Last week, Mark showed me an article he was reading about drywall that had been manufactured in China during the height of the housing boom here in the US a few years ago. Seems that they were manufacturing drywall so fast because demand was so high, that they weren't paying a whole lot of attention to the process (big surprise) and now the drywall which is in people's homes, is leeching all kinds of toxic crap and making people sick. Well, gee, China, thanks a lot. Not bad enough to hear about toxic dog food, excessive lead in children's toys, and whatever crap was in the baby formula. It got me thinking....first of all, I can't even begin to imagine the factories over there. Considering practically everything we buy is made in China, they must have factories from one end of the horizon to the other. And with however many billion people to work there, and how fast their production is...it's surprising that more stuff isn't faulty, although, technically, it is. Every month I read magazines that tell about recalls on all kinds of stuff...lamps, toys, grills, you name it. It started me wondering...could I live without China-made goods? A quick inspection of everything around me, including the little toys I'd put in my kids' Easter baskets, the plastic eggs and even the basket itself was made in China. Half or probably well over more than half the stuff in my kitchen....well, I could've done a full-house inventory, but we all know what the outcome would've been. Wow.
So I said to Mark - what do you think? Could we do this? Could we put a moratorium on Chinese-manufactured goods coming into this house? Would we, COULD we survive? He was skeptical, and of course, so was I. But think about it. If enough American families did this, it would not only force China to reconsider their shoddy manufacturing, but maybe, just maybe it would expand other markets, like hmmmm, AMERICAN made products? Okay, that's a stretch.
Our first major purchase since then - shelving from IKEA. I'd had my eye on this shelving for about a year now.

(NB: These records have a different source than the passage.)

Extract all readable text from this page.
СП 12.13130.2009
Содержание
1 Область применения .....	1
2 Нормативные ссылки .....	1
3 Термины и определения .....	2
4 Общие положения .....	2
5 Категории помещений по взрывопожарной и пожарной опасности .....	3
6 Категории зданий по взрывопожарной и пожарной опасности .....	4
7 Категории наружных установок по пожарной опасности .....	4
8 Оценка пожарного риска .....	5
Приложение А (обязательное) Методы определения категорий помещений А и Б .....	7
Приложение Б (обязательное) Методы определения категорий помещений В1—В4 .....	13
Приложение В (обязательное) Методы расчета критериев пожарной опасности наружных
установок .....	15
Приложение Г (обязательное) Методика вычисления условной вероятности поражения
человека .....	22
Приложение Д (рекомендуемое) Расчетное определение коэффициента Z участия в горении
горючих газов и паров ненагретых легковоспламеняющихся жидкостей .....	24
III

We did the research, we measured, we packed up the boys and found ourselves in the IKEA store. Never gave nary a thought to where this stuff was from. Just bought and loaded and transported home. Imagine my surprise (and DELIGHT) when we discovered that this particular shelving system was absolutely NOT manufactured in China, rather, it was from Canada, and it was made from sustainable wood products! Oh Happy Day! Gotta love IKEA! And then, yesterday. Here in Cumberland we have this great blanket outlet - Biederlack blankets and they have 50,000 in stock. And I had never been there! So with both little guys in tow, I checked it out yesterday, and bought a great American-made blanket/bedspread thing for our guest room for summer. I will definitely be doing more shopping there in the future - great blankets, even greater prices and local!
But then, a backslide. I've been doing great with the clothesline outside - loving going out, getting a breath of fresh air, hanging up the clothes, NOT using the dryer....but I needed a thing to hold my clothespins (Jonathan was working out for a while, but he tends to run off with my clothespins!) So at the grocery the other day, I found a little canvas pouch-thing on a hanger that was designed to do JUST what I wanted, so I threw it in the cart, no hesitation. Then, I picked it up again and turned it over. China. DOH! And I put it back in the cart. I NEEDED it! What am I supposed to do, go home, search the internet, pay three times as much plus shipping, wait two weeks.....you know the drill. Well, that's just great. That's like a vegetarian eating a cheeseburger and saying "But I was hungry."
So I made sort of a deal with myself for the future. I'm going to make an honest effort to find things not made in China. If I'm pressed for time and have no choice, well, what can I say. And I'm thinking something else might just come out of this. Maybe, just maybe, it will cut down on some impulse purchases. Did you ever think - hey, I want "xyz" so you ran out to buy it the very next day? But sometimes, you think - hey, I want "xyz" and you wait until say, the weekend to get it, and by the weekend, you discover you could live without it? Happens to me sometimes, so maybe if I told myself, I'll buy "xyz" if I can find one not made in China, I may just realize I don't need it after all, and save myself from bringing more stuff into the house.
So why not join me in my China-manufactured goods semi-boycott?